I have an array that looks like this:
[['Team A', 'Team B', 5000]
['Team C', 'Team D', 4000]]
Using this OneHotEncoder to transform the teamnames
from sklearn.compose import ColumnTransformer
from sklearn.preprocessing import OneHotEncoder
ct = ColumnTransformer(
transformers=[(
'encoder',
OneHotEncoder(),
[0, 1]
)],
remainder='passthrough'
)
X = np.array(
ct.fit_transform(X)
)
What I would expect is X to be something like:
[[1.0 0.0 0.0 0.0 0.0 1.0 0.0 0.0 5000]
[0.0 0.0 1.0 0.0 0.0 0.0 0.0 1.0 4000]]
However when I print it looks more like this:
(0, 12) 1.0
(0, 17) 1.0
(0, 28) 5000.0
(1, 5) 1.0
(1, 25) 1.0
(1, 28) 4000.0
What am I missing in this case? If I include more columns in the X variable to begin with I get the expected result:
[['Team A' 'Team B' 2 0 1 0.0 0.0 0 1 2 0.0 1.0 5000]
['Team C' 'Team D' 2 3 0 nan nan 2 1 1 nan nan 4000]]
I do not understand what the differens is in these cases? Why do I get different results on the same columns when only other columns has changed?
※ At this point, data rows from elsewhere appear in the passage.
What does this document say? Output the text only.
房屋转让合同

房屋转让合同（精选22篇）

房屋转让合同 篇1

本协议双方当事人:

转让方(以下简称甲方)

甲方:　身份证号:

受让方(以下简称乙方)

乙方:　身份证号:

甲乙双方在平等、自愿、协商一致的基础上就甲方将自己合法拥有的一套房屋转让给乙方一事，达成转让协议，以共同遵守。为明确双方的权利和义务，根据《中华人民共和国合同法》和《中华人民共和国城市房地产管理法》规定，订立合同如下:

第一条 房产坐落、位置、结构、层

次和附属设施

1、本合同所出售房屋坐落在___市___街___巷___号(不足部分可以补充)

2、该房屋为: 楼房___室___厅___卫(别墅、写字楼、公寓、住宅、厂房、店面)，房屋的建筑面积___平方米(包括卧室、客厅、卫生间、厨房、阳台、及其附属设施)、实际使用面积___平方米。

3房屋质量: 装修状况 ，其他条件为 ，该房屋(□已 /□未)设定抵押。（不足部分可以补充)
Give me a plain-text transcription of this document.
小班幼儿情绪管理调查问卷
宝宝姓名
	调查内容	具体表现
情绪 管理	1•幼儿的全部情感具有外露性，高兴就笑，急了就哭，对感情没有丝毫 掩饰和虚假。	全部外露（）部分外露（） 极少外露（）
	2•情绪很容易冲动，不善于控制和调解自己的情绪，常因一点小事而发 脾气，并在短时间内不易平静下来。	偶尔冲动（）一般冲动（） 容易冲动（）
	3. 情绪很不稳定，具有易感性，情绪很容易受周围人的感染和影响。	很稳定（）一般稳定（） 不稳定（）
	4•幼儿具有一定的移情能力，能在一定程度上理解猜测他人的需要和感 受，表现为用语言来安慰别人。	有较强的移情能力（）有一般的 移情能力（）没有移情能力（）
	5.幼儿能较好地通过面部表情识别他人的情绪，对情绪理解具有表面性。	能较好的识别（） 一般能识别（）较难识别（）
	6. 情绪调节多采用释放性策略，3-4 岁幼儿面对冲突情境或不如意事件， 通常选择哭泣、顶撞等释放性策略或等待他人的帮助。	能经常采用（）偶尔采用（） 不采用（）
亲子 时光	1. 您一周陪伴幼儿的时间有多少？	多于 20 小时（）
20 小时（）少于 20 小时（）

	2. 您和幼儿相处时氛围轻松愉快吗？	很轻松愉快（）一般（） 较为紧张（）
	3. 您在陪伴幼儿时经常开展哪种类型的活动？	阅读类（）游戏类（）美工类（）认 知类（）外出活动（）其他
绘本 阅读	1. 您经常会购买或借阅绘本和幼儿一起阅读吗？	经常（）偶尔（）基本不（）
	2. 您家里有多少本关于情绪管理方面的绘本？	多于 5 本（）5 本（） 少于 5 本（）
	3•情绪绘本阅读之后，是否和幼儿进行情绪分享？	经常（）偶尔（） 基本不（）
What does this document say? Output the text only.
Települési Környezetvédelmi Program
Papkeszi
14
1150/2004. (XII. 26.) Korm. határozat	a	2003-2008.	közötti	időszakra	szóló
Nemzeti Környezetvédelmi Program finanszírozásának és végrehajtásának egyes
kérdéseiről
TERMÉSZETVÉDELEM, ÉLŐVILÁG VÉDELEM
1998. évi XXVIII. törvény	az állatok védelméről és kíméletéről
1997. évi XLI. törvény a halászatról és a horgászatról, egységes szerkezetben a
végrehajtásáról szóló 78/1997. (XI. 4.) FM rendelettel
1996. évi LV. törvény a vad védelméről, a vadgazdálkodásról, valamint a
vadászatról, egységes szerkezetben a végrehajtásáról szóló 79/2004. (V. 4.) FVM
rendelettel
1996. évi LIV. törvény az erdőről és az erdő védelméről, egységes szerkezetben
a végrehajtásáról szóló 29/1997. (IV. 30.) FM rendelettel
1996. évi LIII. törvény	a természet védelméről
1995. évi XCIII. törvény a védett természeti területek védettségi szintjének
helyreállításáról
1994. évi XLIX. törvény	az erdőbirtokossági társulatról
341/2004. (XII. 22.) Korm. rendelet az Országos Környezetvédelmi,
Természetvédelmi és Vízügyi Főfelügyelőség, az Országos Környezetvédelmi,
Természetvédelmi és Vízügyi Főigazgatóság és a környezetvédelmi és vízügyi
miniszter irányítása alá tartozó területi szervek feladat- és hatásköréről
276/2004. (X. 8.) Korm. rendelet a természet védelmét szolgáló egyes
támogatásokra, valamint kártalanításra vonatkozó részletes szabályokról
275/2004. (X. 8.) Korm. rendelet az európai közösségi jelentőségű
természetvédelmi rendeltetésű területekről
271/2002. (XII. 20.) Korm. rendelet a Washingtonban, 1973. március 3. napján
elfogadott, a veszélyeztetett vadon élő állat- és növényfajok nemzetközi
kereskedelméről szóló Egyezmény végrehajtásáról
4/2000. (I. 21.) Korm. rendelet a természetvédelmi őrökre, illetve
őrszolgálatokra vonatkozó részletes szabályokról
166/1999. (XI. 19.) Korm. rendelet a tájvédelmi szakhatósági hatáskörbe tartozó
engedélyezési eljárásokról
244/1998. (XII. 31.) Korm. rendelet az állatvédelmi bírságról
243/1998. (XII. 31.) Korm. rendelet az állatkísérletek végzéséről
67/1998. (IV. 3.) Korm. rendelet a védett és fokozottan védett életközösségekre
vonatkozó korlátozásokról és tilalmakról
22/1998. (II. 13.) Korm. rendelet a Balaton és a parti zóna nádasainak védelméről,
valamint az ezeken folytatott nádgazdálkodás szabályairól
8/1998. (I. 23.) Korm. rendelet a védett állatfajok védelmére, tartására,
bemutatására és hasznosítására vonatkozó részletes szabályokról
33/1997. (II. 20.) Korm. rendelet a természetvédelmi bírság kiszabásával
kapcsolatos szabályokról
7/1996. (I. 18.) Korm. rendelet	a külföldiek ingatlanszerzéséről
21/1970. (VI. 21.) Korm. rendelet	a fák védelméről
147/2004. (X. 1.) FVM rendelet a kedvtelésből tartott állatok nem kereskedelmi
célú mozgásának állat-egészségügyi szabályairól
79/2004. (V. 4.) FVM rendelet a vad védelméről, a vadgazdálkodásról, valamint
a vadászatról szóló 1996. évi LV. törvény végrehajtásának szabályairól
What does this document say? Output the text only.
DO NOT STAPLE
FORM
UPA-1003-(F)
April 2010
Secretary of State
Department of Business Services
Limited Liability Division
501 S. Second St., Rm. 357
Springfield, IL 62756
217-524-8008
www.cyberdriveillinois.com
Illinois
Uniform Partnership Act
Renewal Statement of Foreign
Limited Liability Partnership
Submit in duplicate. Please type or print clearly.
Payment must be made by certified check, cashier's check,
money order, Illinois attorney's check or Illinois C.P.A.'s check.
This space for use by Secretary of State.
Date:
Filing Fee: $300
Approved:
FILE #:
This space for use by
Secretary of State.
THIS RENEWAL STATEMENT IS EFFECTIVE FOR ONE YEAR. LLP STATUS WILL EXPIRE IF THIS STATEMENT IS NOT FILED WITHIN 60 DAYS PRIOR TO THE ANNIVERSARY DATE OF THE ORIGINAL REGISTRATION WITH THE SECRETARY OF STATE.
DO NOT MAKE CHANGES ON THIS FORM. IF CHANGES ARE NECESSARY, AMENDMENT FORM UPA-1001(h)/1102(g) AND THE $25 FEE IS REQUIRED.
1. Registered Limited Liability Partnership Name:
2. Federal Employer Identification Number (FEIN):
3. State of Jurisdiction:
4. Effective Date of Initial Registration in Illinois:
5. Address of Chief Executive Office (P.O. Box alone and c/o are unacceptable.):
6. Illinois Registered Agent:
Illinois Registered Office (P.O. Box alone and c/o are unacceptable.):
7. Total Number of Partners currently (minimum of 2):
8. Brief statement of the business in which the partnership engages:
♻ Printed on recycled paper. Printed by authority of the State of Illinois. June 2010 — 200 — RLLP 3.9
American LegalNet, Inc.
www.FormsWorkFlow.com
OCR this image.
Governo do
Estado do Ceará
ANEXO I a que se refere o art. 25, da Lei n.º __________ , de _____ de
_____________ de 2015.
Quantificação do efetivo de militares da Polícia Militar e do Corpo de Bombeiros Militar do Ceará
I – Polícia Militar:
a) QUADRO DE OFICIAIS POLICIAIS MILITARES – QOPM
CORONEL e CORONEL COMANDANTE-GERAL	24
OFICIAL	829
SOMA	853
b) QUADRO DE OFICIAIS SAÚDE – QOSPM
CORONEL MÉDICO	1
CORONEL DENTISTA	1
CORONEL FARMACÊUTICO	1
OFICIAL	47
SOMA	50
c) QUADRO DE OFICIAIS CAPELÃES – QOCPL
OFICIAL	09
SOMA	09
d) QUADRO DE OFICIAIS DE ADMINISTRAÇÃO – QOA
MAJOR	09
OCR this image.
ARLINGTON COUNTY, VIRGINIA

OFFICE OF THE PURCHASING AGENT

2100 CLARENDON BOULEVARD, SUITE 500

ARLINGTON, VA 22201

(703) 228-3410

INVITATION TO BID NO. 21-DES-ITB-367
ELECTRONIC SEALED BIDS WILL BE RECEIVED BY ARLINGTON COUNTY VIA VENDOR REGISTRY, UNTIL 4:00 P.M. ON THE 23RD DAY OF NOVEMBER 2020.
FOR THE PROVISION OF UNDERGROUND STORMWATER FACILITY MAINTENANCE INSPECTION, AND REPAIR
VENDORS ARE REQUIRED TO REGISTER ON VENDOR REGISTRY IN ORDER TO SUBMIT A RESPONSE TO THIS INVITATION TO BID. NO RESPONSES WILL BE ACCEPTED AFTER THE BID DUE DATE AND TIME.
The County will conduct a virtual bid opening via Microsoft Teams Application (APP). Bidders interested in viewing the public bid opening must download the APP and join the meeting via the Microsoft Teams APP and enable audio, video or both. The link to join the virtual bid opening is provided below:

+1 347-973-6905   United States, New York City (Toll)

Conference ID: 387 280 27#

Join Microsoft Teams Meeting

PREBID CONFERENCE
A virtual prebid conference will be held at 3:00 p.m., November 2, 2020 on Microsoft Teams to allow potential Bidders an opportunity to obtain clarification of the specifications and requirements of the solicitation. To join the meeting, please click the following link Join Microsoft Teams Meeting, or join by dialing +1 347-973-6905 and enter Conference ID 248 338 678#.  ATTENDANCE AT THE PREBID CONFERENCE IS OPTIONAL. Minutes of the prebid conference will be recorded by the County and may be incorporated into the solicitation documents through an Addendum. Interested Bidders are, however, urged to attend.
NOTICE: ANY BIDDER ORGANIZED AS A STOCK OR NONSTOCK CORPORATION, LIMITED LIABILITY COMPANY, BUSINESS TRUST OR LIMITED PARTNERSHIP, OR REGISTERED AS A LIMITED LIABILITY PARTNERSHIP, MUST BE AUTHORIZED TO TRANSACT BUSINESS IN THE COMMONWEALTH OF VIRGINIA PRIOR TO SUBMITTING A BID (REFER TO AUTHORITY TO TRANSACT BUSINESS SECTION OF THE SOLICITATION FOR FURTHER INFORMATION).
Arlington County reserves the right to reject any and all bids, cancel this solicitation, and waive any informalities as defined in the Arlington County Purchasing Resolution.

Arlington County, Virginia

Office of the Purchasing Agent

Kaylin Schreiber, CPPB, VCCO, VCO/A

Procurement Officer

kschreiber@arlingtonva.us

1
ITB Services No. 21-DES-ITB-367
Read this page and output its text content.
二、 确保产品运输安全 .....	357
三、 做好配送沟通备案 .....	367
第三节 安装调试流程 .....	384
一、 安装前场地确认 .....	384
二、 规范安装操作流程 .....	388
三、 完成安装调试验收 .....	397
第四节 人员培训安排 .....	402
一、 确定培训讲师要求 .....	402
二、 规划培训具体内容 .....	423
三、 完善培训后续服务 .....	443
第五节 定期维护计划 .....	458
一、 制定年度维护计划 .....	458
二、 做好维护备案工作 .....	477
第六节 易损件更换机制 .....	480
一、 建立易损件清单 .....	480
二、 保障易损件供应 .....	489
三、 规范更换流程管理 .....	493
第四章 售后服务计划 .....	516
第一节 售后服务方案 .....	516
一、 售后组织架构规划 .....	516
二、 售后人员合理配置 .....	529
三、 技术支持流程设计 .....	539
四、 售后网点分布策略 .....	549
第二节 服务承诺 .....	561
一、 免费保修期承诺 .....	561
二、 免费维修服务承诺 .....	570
CodePudding user response:
Cannot reproduce the issue with the sample data you have posted; for
[['Team A', 'Team B', 5000]
['Team C', 'Team D', 4000]]
I get X
as
array([[1.0, 0.0, 1.0, 0.0, 5000],
[0.0, 1.0, 0.0, 1.0, 4000]], dtype=object)
Nevertheless, most probably the issue is with the default setting sparse=True
of the OneHoteEncoder (see the docs) - the representation you end up getting looks like a sparse one. If you don't want it like that, change the OneHotEncoder()
definition in your ColumnTransformer
to OneHotEncoder(sparse=False)
(probably the reason I cannot reproduce it is that the sample dataset is way too small, and the sparse representation simply does not kick in in such cases).